Document Type : Original Article
Reproduction and Development Department, Royan Institute for Animal Biotchnology, ACECR, Isfahan, Iran
Reproduction and Development Department, Royan Institute for Animal Biotchnology, ACECR, Isfahan, Iran Isfahan Fertility and Infertility Center, Isfahan, Iran
Flow cytometry (FCM) has been extensively used to study mammalian sperm in the areas of clinical andrology and reproductive toxicology.
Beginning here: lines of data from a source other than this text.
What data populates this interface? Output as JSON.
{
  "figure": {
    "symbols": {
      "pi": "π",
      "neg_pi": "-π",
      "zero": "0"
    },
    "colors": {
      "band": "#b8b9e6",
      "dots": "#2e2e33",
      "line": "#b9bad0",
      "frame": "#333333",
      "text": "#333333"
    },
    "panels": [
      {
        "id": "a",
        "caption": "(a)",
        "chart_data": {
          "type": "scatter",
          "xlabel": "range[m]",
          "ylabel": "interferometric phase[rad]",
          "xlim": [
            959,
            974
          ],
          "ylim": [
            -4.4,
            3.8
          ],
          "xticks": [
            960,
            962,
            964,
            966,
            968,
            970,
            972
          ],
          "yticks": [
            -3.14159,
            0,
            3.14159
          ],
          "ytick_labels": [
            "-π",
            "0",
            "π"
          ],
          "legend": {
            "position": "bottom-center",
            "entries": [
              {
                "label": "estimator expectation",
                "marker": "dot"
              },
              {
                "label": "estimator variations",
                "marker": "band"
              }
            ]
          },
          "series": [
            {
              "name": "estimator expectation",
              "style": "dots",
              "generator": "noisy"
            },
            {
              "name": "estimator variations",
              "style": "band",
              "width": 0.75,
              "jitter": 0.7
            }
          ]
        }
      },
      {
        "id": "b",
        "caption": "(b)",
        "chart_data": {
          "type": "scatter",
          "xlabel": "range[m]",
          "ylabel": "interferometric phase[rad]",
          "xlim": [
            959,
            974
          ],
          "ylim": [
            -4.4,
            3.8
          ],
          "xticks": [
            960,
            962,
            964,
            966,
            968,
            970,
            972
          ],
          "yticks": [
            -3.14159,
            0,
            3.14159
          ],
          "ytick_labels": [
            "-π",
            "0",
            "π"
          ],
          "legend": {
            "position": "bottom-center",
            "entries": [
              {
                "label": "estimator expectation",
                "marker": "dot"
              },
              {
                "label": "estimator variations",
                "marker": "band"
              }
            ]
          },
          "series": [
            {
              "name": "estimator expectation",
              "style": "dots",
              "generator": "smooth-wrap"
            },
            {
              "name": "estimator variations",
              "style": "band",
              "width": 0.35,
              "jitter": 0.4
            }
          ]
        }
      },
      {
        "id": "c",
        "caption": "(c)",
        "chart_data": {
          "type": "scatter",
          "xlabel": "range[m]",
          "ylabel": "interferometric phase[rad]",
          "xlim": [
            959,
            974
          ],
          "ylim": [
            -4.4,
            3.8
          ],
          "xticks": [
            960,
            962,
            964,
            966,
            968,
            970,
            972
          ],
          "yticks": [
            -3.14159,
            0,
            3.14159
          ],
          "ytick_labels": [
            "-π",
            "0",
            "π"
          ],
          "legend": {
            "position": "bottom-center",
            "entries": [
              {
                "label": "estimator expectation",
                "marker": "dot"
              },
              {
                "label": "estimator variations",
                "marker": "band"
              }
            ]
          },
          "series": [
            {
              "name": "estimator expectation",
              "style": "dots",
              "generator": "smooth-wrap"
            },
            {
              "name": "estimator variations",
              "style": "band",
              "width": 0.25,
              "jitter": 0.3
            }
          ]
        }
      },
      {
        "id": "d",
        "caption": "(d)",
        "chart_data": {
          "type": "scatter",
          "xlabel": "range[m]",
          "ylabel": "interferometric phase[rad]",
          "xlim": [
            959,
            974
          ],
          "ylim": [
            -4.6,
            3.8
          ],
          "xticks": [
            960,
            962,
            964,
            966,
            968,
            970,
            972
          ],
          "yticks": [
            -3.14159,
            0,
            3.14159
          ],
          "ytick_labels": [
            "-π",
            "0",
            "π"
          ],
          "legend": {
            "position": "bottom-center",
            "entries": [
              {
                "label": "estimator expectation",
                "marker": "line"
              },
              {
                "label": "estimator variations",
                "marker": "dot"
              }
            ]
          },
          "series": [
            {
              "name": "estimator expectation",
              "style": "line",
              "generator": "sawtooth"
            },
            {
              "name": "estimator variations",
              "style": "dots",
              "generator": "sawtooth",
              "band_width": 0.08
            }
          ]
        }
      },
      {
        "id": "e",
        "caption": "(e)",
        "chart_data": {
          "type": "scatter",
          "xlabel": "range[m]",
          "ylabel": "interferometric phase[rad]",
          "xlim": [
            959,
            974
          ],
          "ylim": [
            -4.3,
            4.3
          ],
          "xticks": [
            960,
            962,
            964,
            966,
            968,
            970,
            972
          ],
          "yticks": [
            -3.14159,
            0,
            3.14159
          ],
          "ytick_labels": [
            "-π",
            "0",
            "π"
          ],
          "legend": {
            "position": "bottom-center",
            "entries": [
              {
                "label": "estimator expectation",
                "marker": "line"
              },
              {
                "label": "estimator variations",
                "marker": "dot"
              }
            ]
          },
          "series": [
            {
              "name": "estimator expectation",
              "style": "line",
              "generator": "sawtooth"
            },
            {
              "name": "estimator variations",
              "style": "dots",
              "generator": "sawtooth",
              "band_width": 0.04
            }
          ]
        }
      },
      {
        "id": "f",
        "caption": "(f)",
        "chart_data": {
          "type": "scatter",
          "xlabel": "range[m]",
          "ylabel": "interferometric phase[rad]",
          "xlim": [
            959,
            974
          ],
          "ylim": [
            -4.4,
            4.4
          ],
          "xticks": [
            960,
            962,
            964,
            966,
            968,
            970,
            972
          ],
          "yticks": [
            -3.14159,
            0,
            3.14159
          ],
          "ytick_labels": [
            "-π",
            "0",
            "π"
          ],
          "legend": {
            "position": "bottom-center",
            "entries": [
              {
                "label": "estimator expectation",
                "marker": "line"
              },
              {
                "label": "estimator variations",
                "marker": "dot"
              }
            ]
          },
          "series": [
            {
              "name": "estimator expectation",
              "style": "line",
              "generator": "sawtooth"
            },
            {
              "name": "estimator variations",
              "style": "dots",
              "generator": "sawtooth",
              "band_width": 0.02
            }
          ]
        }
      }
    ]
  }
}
FCM provides a powerful advantage over microscopy technique in terms of rapid accurate and reproducible technology for the quantification of various cell characteristics including chromatin status. During spermiogenesis histones are replaced by protamines resulting in a very condensed structure of sperm chromatin. Infertile men have an increased sperm histone: protamine ratio than fertile counterparts. Chromomycin A3 (CMA3) staining represents a useful tool for assessing the packaging quality of sperm chromatin and allows indirect visualization of protamine deficiency. Routinely fluorescence microscope is used for evaluation of protamine deficiency by CMA3. Considering the advantages of FCM and increasing use of CMA3 in assessment of protamine deficiency in the literature and its possible use as a diagnostic test the aim of this study is to standardize this procedure for routine laboratory analysis.
Materials and methods
Semen samples were collected from 85 infertile men who referred to Isfahan Fertility and Infertility Center. A portion of semen sample was used for routine semen analysis according to WHO criteria and the remainder were evaluated to standardize CMA3 staining procedure for fixation the number of sperm and duration of exposure to CMA3. The results were compared with standard fluorescent microscopic procedure. Percentage CMA3 positive sperm were compared between flow cytometry and standard fluorescent microscopic procedure.
Our results show that fixation the number of sperm and duration of exposure to CMA3 can affect on FCM outcomes. In addition we show that the samples can be fixed stained with CMA3 stores and then assessed for FCM.
The optimal conditions for FCM assessment of CMA3 are: fixation concentration of 0.25 mg/ml sperm density of 2 million/ml and exposure for 60 minutes.